Lei Ordinária nº 516, de 27 de junho de 1991

Identificação Básica

Norma Jurídica

Lei Ordinária

516

1991

27 de Junho de 1991

DISPÕE SOBRE A CRIAÇÃO DO CONSELHO MUNICIPAL DE SAÚDE E DA OUTRAS PROVIDÊNCIAS.

a A
Vigência entre 29 de Setembro de 2009 e 7 de Junho de 2022.
Dada por Lei Ordinária nº 2.632, de 29 de setembro de 2009

LEI Nº 516, DE 27 DE JUNHO DE 1991

    "Dispõe sobre a criação do Conselho Municipal de Saúde e dá outras providências."

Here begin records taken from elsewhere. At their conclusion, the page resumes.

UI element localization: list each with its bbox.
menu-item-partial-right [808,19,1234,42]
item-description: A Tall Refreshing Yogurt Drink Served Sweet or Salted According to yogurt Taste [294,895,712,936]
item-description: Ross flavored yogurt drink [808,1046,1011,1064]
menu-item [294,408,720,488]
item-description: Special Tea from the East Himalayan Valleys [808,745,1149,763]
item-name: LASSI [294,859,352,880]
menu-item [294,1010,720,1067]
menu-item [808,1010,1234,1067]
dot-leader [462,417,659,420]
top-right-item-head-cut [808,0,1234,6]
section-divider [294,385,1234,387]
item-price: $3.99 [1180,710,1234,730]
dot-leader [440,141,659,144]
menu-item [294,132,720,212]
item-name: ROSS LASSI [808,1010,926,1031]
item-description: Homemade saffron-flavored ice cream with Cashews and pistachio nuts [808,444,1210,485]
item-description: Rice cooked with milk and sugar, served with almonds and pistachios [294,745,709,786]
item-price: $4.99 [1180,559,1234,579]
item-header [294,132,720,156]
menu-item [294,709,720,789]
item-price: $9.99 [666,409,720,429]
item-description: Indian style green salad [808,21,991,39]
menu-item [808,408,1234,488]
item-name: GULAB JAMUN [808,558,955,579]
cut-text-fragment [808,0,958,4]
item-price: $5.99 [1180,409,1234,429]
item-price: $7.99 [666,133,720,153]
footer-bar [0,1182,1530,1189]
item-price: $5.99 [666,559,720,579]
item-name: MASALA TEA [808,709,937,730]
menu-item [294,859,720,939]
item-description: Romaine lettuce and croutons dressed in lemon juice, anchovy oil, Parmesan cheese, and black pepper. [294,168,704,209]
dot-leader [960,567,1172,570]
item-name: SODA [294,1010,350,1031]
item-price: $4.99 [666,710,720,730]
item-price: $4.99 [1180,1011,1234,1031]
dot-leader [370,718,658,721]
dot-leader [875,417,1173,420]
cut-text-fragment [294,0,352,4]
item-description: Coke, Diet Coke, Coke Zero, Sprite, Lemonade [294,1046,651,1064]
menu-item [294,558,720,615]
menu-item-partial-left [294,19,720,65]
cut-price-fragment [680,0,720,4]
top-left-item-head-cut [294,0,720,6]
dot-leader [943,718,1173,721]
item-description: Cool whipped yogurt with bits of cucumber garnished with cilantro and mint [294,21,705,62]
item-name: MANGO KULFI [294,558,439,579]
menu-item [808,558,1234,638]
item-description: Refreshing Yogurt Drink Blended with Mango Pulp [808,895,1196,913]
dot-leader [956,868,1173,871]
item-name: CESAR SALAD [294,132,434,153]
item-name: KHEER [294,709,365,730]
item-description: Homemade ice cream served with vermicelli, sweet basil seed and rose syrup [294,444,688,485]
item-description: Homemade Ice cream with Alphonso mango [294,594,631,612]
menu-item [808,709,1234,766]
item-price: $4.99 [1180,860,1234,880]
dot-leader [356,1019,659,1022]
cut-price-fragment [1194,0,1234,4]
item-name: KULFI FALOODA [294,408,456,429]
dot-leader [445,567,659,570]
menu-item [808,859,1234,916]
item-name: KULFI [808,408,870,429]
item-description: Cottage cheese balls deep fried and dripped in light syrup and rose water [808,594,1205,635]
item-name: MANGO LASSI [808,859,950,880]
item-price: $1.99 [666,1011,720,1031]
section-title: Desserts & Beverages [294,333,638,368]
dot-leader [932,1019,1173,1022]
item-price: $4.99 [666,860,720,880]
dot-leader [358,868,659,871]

      A CÂMARA MUNICIPAL DE SÃO JOÃO DA BOA VISTA, Estado de São Paulo, aprovou e o Presidente no uso de suas atribuições legais e regimentais, PROMUNLGA a seguinte ...

       

      LEI: -

       

        Art. 1º. 
        Fica criado o Conselho Municipal de Saúde - C.M.S. - que constituir-se-á no órgão colegiado responsável pela Coordenação do Sistema Único de Saúde no Município de São João da Boa Vista.
          Parágrafo único  
          O Conselho terá, como objetivo básico o estabelecimento, acompanhado, controle e avaliação da Política Municipal de Saúde, competindo-lhe, outrossim, funções deliberativas, normativas, fiscalizadoras e consultivas.
            Art. 2º. 

            O Conselho Municipal d Saúde - C.M.S. - será composto por 32 membros, sendo:

            04 representantes do Departamento Municipal de Saúde

            03 representantes da Secretaria Estadual de Saúde.

            02 representantes do Poder Legislativo

            02 representantes dos prestadores de serviço sediados no Município.

            03 representantes do conjunto das entidades de representação de outros profissionais da área de saúde.

            01 representante do Sindicato dos Trabalhadores da Saúde.

            01 representante dos Servidores da Saúde Estaduais.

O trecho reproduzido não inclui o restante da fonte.